A successful blog should be the centerpiece of your website and should be incorporated into every aspect of a successful B2B content marketing strategy.
By following the principles of inbound marketing, the first step is to get found by potential prospects. In the digital age, the most widely used method to drive website traffic to your blog is through social media.
The general rule to follow on social media is to refrain from being overly-promotional. Sharing links to your service pages or contact information will be of little use to prospects in the awareness stage of the buyer’s journey.
The opportunities available with social media for industry discussions are limitless. By tweeting and posting links to your educational blog posts you can encourage discussion around your specific topic, presenting yourself and your company as an industry thought-leader – and encouraging click-throughs to your blog content.
With social media’s quick turnover of content, you can continually promote ‘ever-green’ blog posts, meaning a single blog can keep on generating new traffic and more leads?
Whether you’re a pro or a SEO novice, every marketer is aware of SEO’s importance. A consistent and successful blogging programme can have an extremely positive effect on your SEO success. Frequent blogging creates additional unique pages, which Google and its crawlers love. Typically, a website which has more than 300 pages will gain 69% more leads than a website with 60 pages or fewer.
Of course, the most essential aspect of your blog is the actual content. Blogs are the ideal resource for educating your audience and solving their problems. The purpose of your blog is not to be promotional – this is what your services pages are for. A successful blog works by addressing pain-points expressed by prospects while subtly promoting the unique selling point of your company – be it your expertise on a certain subject matter or a refreshing viewpoint on the topic.
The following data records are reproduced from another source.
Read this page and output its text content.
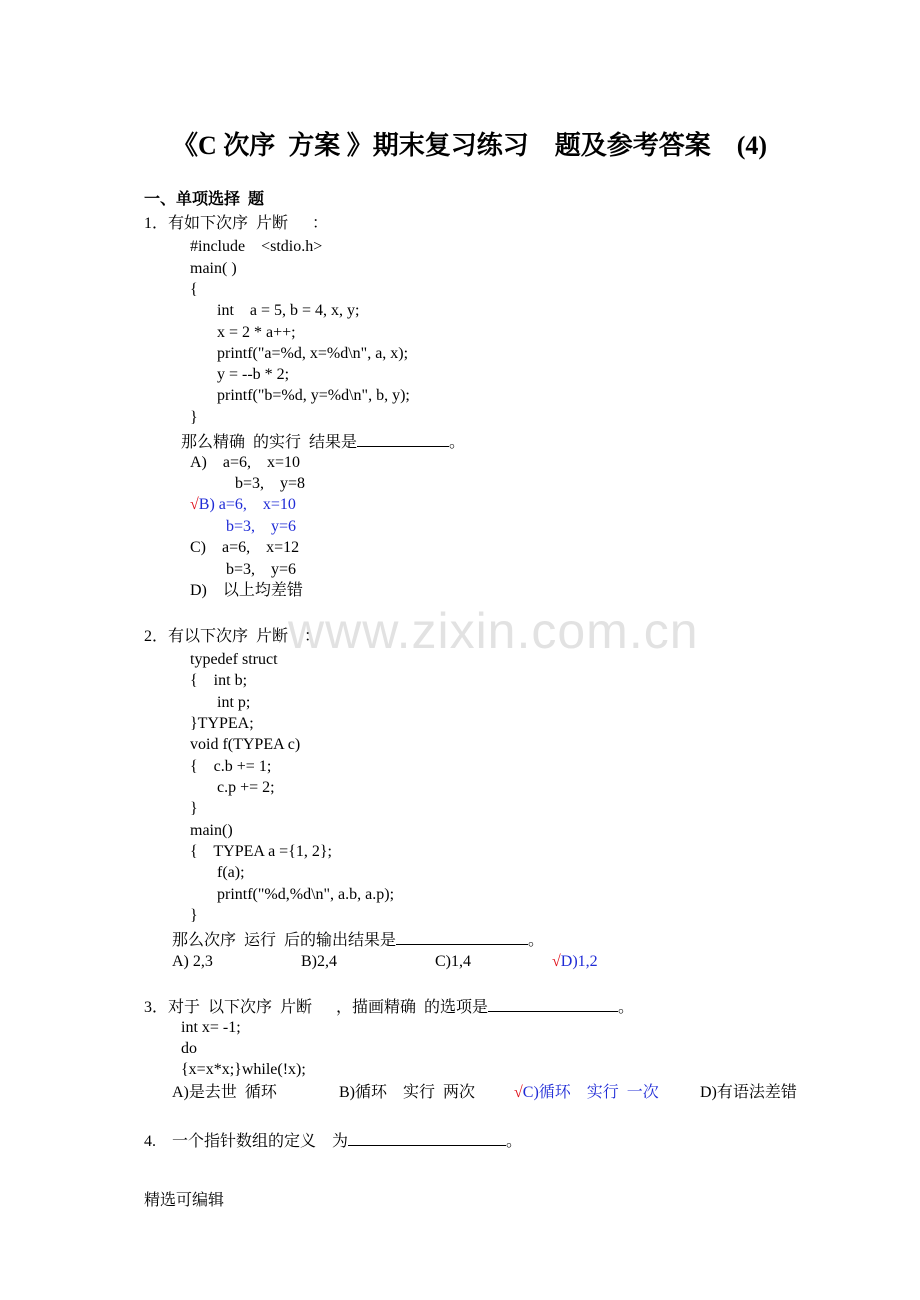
www.zixin.com.cn
《C 次序  方案 》期末复习练习    题及参考答案    (4)
一、单项选择  题
1．有如下次序  片断      ：
#include    <stdio.h>
main( )
{
int    a = 5, b = 4, x, y;
x = 2 * a++;
printf("a=%d, x=%d\n", a, x);
y = --b * 2;
printf("b=%d, y=%d\n", b, y);
}
那么精确  的实行  结果是	。
A)    a=6,    x=10
b=3,    y=8
√B) a=6,    x=10
b=3,    y=6
C)    a=6,    x=12
b=3,    y=6
D)    以上均差错
2．有以下次序  片断    ：
typedef struct
{    int b;
int p;
}TYPEA;
void f(TYPEA c)
{    c.b += 1;
c.p += 2;
}
main()
{    TYPEA a ={1, 2};
f(a);
printf("%d,%d\n", a.b, a.p);
}
那么次序  运行  后的输出结果是	。
A) 2,3	B)2,4	C)1,4	√D)1,2
3．对于  以下次序  片断      ，描画精确  的选项是	。
int x= -1;
do
{x=x*x;}while(!x);
A)是去世  循环	B)循环    实行  两次 √C)循环    实行  一次	D)有语法差错
4.    一个指针数组的定义    为	。
精选可编辑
By blogging with a customer-centric approach, you will help install trust and confidence in your company. Think about it - on what other platform or marketing channel is the focus solely on helping your prospects, rather than pushing services?
A blog however, shouldn’t read like a fact-sheet. A business blog, even within a B2B environment, should be injected with your company’s personality and unique brand voice. Real people will be reading your blog and they want to be able to relate to the writer. Therefore try to be human and approachable where appropriate.
You may be wondering how prospects become leads if the focus of your blog isn’t on your services. This is the foundation of what we call inbound marketing, which goes hand and hand with the buyer’s journey.
Blogs should act as an educational gateway to more information or a piece of content such as a downloadable guide or an e-book, which prospects are encouraged to download after reading your blog through a call to action.
This process, helps to naturally move prospects through the sales process, eventually leading to them becoming clients through more nurturing content.
Although blogs are mainly used to attract prospects and first-time visitors, they can also be used to convert leads further down the sales process. Take a lead who has previously downloaded your content for example. Considering that they aren’t a new visitor, a targeted blog would be the best approach to convert them, through a stage appropriate call to action such as a free consultation.